Derivation of the Lorentz Transformation

Let us consider a particle moving with the speed of light ${\displaystyle c}$ in the coordinate system ${\displaystyle K}$ and the coordinate system ${\displaystyle K^{\prime }}$ moving with the velocity ${\displaystyle v}$ with respect to it.

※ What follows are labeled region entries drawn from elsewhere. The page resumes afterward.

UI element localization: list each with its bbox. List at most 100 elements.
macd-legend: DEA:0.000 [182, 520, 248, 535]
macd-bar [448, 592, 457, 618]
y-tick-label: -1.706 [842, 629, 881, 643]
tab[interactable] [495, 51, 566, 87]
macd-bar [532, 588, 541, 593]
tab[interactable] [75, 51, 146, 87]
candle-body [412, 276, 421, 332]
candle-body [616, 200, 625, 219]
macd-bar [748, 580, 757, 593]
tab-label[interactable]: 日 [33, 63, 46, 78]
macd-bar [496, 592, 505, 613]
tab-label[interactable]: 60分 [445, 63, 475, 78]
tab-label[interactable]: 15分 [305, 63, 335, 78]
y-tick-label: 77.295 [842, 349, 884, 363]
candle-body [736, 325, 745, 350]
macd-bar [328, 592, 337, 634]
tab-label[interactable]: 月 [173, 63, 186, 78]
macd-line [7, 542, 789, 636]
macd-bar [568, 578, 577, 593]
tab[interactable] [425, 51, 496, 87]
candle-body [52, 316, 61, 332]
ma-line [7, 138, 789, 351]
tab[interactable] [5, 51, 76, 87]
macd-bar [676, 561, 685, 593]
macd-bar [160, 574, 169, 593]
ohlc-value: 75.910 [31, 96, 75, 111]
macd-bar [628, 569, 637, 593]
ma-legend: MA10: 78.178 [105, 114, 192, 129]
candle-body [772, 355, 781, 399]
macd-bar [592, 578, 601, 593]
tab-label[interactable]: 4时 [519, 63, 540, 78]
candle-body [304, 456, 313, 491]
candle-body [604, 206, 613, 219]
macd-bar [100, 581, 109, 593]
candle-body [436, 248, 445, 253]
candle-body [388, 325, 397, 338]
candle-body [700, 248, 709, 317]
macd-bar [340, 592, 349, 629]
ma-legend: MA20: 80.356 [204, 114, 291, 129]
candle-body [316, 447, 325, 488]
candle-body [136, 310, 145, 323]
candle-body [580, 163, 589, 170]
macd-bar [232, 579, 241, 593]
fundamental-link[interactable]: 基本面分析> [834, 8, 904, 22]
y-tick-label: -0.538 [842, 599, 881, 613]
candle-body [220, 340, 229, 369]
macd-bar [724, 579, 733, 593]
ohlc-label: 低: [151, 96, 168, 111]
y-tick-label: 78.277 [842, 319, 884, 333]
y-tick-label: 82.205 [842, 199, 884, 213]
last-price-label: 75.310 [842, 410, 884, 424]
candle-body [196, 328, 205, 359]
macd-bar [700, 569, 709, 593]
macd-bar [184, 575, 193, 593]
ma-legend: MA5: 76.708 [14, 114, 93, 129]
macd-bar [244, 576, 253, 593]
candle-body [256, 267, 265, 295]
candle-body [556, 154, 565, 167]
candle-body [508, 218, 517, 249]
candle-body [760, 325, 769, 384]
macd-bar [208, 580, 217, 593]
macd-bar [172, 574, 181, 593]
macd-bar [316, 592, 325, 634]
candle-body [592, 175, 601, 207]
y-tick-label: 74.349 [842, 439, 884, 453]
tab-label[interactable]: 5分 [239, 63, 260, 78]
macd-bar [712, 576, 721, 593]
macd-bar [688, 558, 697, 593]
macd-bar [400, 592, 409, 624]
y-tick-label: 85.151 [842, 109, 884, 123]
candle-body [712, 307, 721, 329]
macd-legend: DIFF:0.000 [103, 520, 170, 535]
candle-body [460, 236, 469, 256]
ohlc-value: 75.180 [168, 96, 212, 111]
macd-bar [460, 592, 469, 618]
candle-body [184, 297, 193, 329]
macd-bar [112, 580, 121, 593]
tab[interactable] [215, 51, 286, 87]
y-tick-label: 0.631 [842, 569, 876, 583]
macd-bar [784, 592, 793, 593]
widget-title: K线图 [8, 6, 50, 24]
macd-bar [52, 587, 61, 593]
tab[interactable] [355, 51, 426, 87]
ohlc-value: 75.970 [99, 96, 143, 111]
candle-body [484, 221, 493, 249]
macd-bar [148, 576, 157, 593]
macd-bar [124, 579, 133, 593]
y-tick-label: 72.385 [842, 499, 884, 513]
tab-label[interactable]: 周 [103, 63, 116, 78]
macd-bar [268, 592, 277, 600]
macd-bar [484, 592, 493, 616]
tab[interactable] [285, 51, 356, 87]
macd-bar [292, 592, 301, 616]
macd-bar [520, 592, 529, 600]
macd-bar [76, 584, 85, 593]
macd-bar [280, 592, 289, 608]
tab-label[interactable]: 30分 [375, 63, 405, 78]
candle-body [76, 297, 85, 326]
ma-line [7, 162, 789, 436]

The trajectory equation in this system is ${\displaystyle x=ct}$ and in the coordinate system ${\displaystyle K}$ it is moving with the velocity ${\displaystyle c-v}$ with respect to the coordinate system ${\displaystyle K^{\prime }}$. Assuming that is travels the same distance with respect to ${\displaystyle K^{\prime }}$ in both systems and in both it travels with the speed of light it must be ${\displaystyle x^{\prime }=(c-v)t=c{t}^{\prime }}$. So there is a time dilation of its time at a given position in the system ${\displaystyle K}$:

${\displaystyle t^{\prime }=(1-\frac{v}{c})t=t-\frac{v}{c^2}ct=t-\frac{v}{c^2}x}$.

Analogically we can write

${\displaystyle x^{\prime }=(c-v)t=x-vt}$.

The transformation sought in this way turns out to be a transformation of Galileo with time dilation:

${\displaystyle t^{\prime }=t-\frac{v}{c^2}x}$,

${\displaystyle x^{\prime }=x-vt}$.

We will now assume that it is valid for any event coordinates, not only for coordinates of the photon trajectory.

Reverting the transformation for ${\displaystyle x,t}$ we obtain however

${\displaystyle t=\frac{t^{\prime }+\frac{v}{c^2}{x}^{\prime }}{1-\frac{v^2}{c^2}}}$,

${\displaystyle x=\frac{x^{\prime }+v{t}^{\prime }}{1-\frac{v^2}{c^2}}}$.

However the physical situation seen from the coordinate system ${\displaystyle K^{\prime }}$ is identical as seen from ${\displaystyle K}$ but only the system ${\displaystyle K}$ is moving with respect to the system ${\displaystyle K^{\prime }}$ with the velocity ${\displaystyle -v}$. So we will try to improve the transformation with the scaling factor ${\displaystyle \kappa }$ which naturally preserves the speed of light:

${\displaystyle t^{\prime }=(t-\frac{v}{c^2}x)\kappa }$,

${\displaystyle x^{\prime }=(x-vt)\kappa }$.

The reverse transformation in an obvious way becomes immediately:

${\displaystyle t=\frac{t^{\prime }+\frac{v}{c^2}{x}^{\prime }}{(1-\frac{v^2}{c^2})\kappa }}$,

${\displaystyle x=\frac{x^{\prime }+v{t}^{\prime }}{(1-\frac{v^2}{c^2})\kappa }}$.

In order for the two transformations to be identical except for the physical change of the relative velocity sign it therefore must be:

${\displaystyle \frac{1}{(1-\frac{v^2}{c^2})\kappa }=\kappa }$

or

${\displaystyle {\kappa }^2=\frac{1}{1-\frac{v^2}{c^2}}}$,

that is

${\displaystyle \kappa =\gamma =\frac{1}{\sqrt{1-\frac{v^2}{c^2}}}}$.

The obtained transformation is therefore the Lorentz transformation.